RESTORE was a multicenter, randomized, double-masked, sham-controlled, dose-ranging study to evaluate 2 dose levels of MCO-010 in patients with advanced RP, based on clinical examination, dilated fundus examination, and genetic testing. Nine subjects received a single intravitreal injection containing a high dose (1.2¹¹ genomic copies [gc]/eye) of MCO-010, 9 received an injection with a low dose (0.9¹¹ gc/eye) of MCO-010, and 9 received a sham injection. All subjects were assessed for 100 weeks following treatment.

The trial met its primary endpoint of statistically significant best-corrected visual acuity (BCVA) improvement at week 52 in both the high-dose (0.337 LogMAR; P=.021) and low-dose (0.382 LogMAR; P=.029) treatment groups compared to the sham control group (0.050 LogMAR). Improvements in visual function persisted or increased following week 52 in the study, demonstrating the durable effect of MCO-010. BCVA improvement at week 76, a key secondary endpoint, was statistically significant in the high-dose treatment group compared to the control group (0.539 LogMAR; P=.001). At week 76, the improvement in BCVA in the low-dose treatment group was not statistically significant compared to control (0.374 LogMAR; P=.065). These results are consistent with what has been previously observed in the earlier phase 1/2a open-label study.

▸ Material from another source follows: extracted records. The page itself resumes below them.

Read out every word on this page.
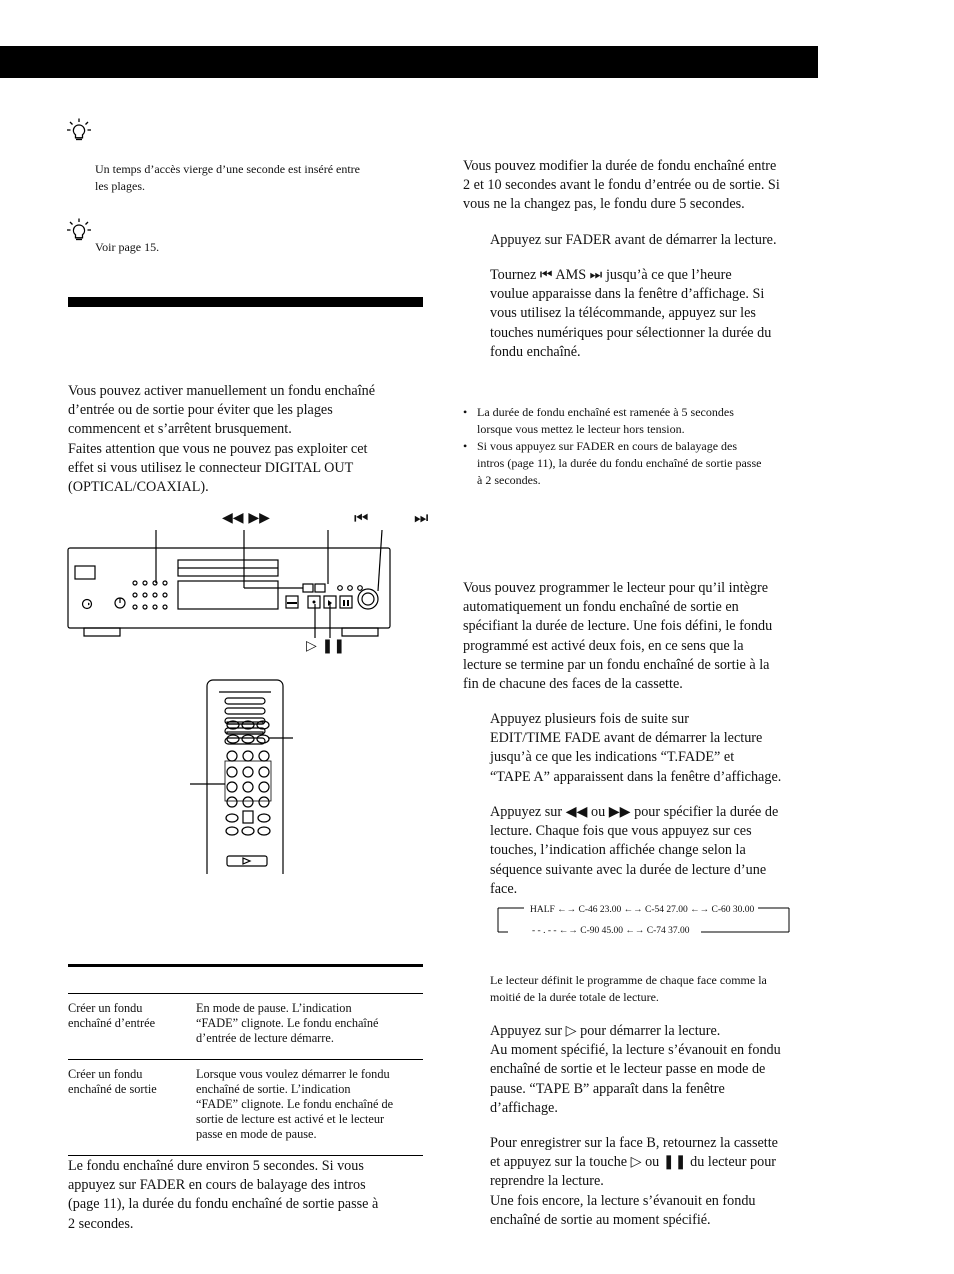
Un temps d’accès vierge d’une seconde est inséré entre
les plages.
Voir page 15.
Vous pouvez activer manuellement un fondu enchaîné
d’entrée ou de sortie pour éviter que les plages
commencent et s’arrêtent brusquement.
Faites attention que vous ne pouvez pas exploiter cet
effet si vous utilisez le connecteur DIGITAL OUT
(OPTICAL/COAXIAL).
◀◀ ▶▶	⏮	⏭
▷ ❚❚
Créer un fondu
enchaîné d’entrée	En mode de pause. L’indication
“FADE” clignote. Le fondu enchaîné
d’entrée de lecture démarre.

Créer un fondu
enchaîné de sortie	Lorsque vous voulez démarrer le fondu
enchaîné de sortie. L’indication
“FADE” clignote. Le fondu enchaîné de
sortie de lecture est activé et le lecteur
passe en mode de pause.
Le fondu enchaîné dure environ 5 secondes. Si vous
appuyez sur FADER en cours de balayage des intros
(page 11), la durée du fondu enchaîné de sortie passe à
2 secondes.
Vous pouvez modifier la durée de fondu enchaîné entre
2 et 10 secondes avant le fondu d’entrée ou de sortie. Si
vous ne la changez pas, le fondu dure 5 secondes.
Appuyez sur FADER avant de démarrer la lecture.
Tournez ⏮ AMS ⏭ jusqu’à ce que l’heure
voulue apparaisse dans la fenêtre d’affichage. Si
vous utilisez la télécommande, appuyez sur les
touches numériques pour sélectionner la durée du
fondu enchaîné.
• La durée de fondu enchaîné est ramenée à 5 secondes
lorsque vous mettez le lecteur hors tension.
• Si vous appuyez sur FADER en cours de balayage des
intros (page 11), la durée du fondu enchaîné de sortie passe
à 2 secondes.
Vous pouvez programmer le lecteur pour qu’il intègre
automatiquement un fondu enchaîné de sortie en
spécifiant la durée de lecture. Une fois défini, le fondu
programmé est activé deux fois, en ce sens que la
lecture se termine par un fondu enchaîné de sortie à la
fin de chacune des faces de la cassette.
Appuyez plusieurs fois de suite sur
EDIT/TIME FADE avant de démarrer la lecture
jusqu’à ce que les indications “T.FADE” et
“TAPE A” apparaissent dans la fenêtre d’affichage.
Appuyez sur ◀◀ ou ▶▶ pour spécifier la durée de
lecture. Chaque fois que vous appuyez sur ces
touches, l’indication affichée change selon la
séquence suivante avec la durée de lecture d’une
face.
HALF ←→ C-46 23.00 ←→ C-54 27.00 ←→ C-60 30.00
- - . - - ←→ C-90 45.00 ←→ C-74 37.00
Le lecteur définit le programme de chaque face comme la
moitié de la durée totale de lecture.
Appuyez sur ▷ pour démarrer la lecture.
Au moment spécifié, la lecture s’évanouit en fondu
enchaîné de sortie et le lecteur passe en mode de
pause. “TAPE B” apparaît dans la fenêtre
d’affichage.
Pour enregistrer sur la face B, retournez la cassette
et appuyez sur la touche ▷ ou ❚❚ du lecteur pour
reprendre la lecture.
Une fois encore, la lecture s’évanouit en fondu
enchaîné de sortie au moment spécifié.
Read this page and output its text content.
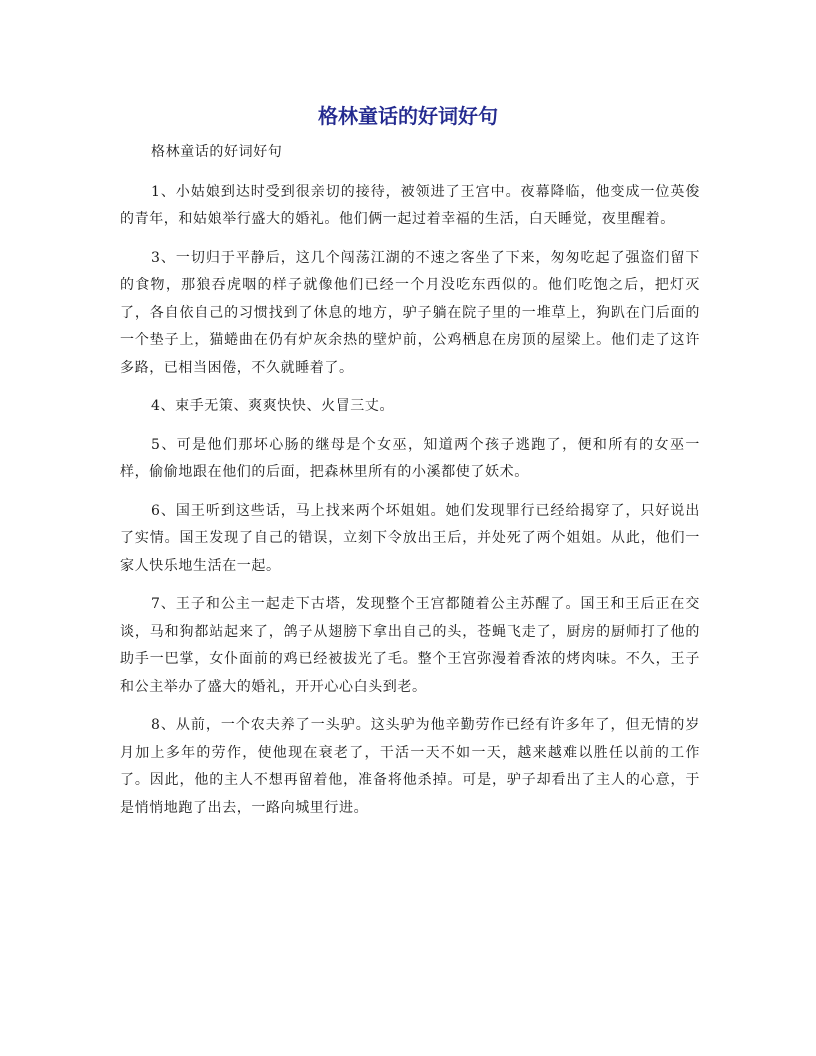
格林童话的好词好句

格林童话的好词好句

1、小姑娘到达时受到很亲切的接待，被领进了王宫中。夜幕降临，他变成一位英俊的青年，和姑娘举行盛大的婚礼。他们俩一起过着幸福的生活，白天睡觉，夜里醒着。

3、一切归于平静后，这几个闯荡江湖的不速之客坐了下来，匆匆吃起了强盗们留下的食物，那狼吞虎咽的样子就像他们已经一个月没吃东西似的。他们吃饱之后，把灯灭了，各自依自己的习惯找到了休息的地方，驴子躺在院子里的一堆草上，狗趴在门后面的一个垫子上，猫蜷曲在仍有炉灰余热的壁炉前，公鸡栖息在房顶的屋梁上。他们走了这许多路，已相当困倦，不久就睡着了。

4、束手无策、爽爽快快、火冒三丈。

5、可是他们那坏心肠的继母是个女巫，知道两个孩子逃跑了，便和所有的女巫一样，偷偷地跟在他们的后面，把森林里所有的小溪都使了妖术。

6、国王听到这些话，马上找来两个坏姐姐。她们发现罪行已经给揭穿了，只好说出了实情。国王发现了自己的错误，立刻下令放出王后，并处死了两个姐姐。从此，他们一家人快乐地生活在一起。

7、王子和公主一起走下古塔，发现整个王宫都随着公主苏醒了。国王和王后正在交谈，马和狗都站起来了，鸽子从翅膀下拿出自己的头，苍蝇飞走了，厨房的厨师打了他的助手一巴掌，女仆面前的鸡已经被拔光了毛。整个王宫弥漫着香浓的烤肉味。不久，王子和公主举办了盛大的婚礼，开开心心白头到老。

8、从前，一个农夫养了一头驴。这头驴为他辛勤劳作已经有许多年了，但无情的岁月加上多年的劳作，使他现在衰老了，干活一天不如一天，越来越难以胜任以前的工作了。因此，他的主人不想再留着他，准备将他杀掉。可是，驴子却看出了主人的心意，于是悄悄地跑了出去，一路向城里行进。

“We observed significant vision restoration in many patients with severe vision loss, including those who were completely blind,” David Boyer, MD, an investigator in the trial and adjunct clinical professor of ophthalmology at the University of Southern California Keck School of Medicine, said in a news release. “Many patients treated with MCO-010 derived a clinically meaningful benefit measurable on the primary visual function test, and this effect was confirmed by a parallel improvement in functional vision assessments."

RESTORE was the first randomized, controlled trial of a mutation-agnostic gene therapy for a genetic disease, according to the company. In a news release, Nanoscope Therapeutics said RESTORE is the only randomized controlled trial in retinal degenerative disease to demonstrate improvement beyond the clinically important BCVA >0.3 LogMAR threshold in a statistically significant manner.

MCO-010 has received both orphan drug and fast track designations from the FDA. Nanoscope expects to submit a biologics license application (BLA) to the US Food and Drug Administration (FDA) in the second half of 2024. According to the company, the high-dose MCO-010 (1.2¹¹ gc/eye) is planned to be the commercial dose.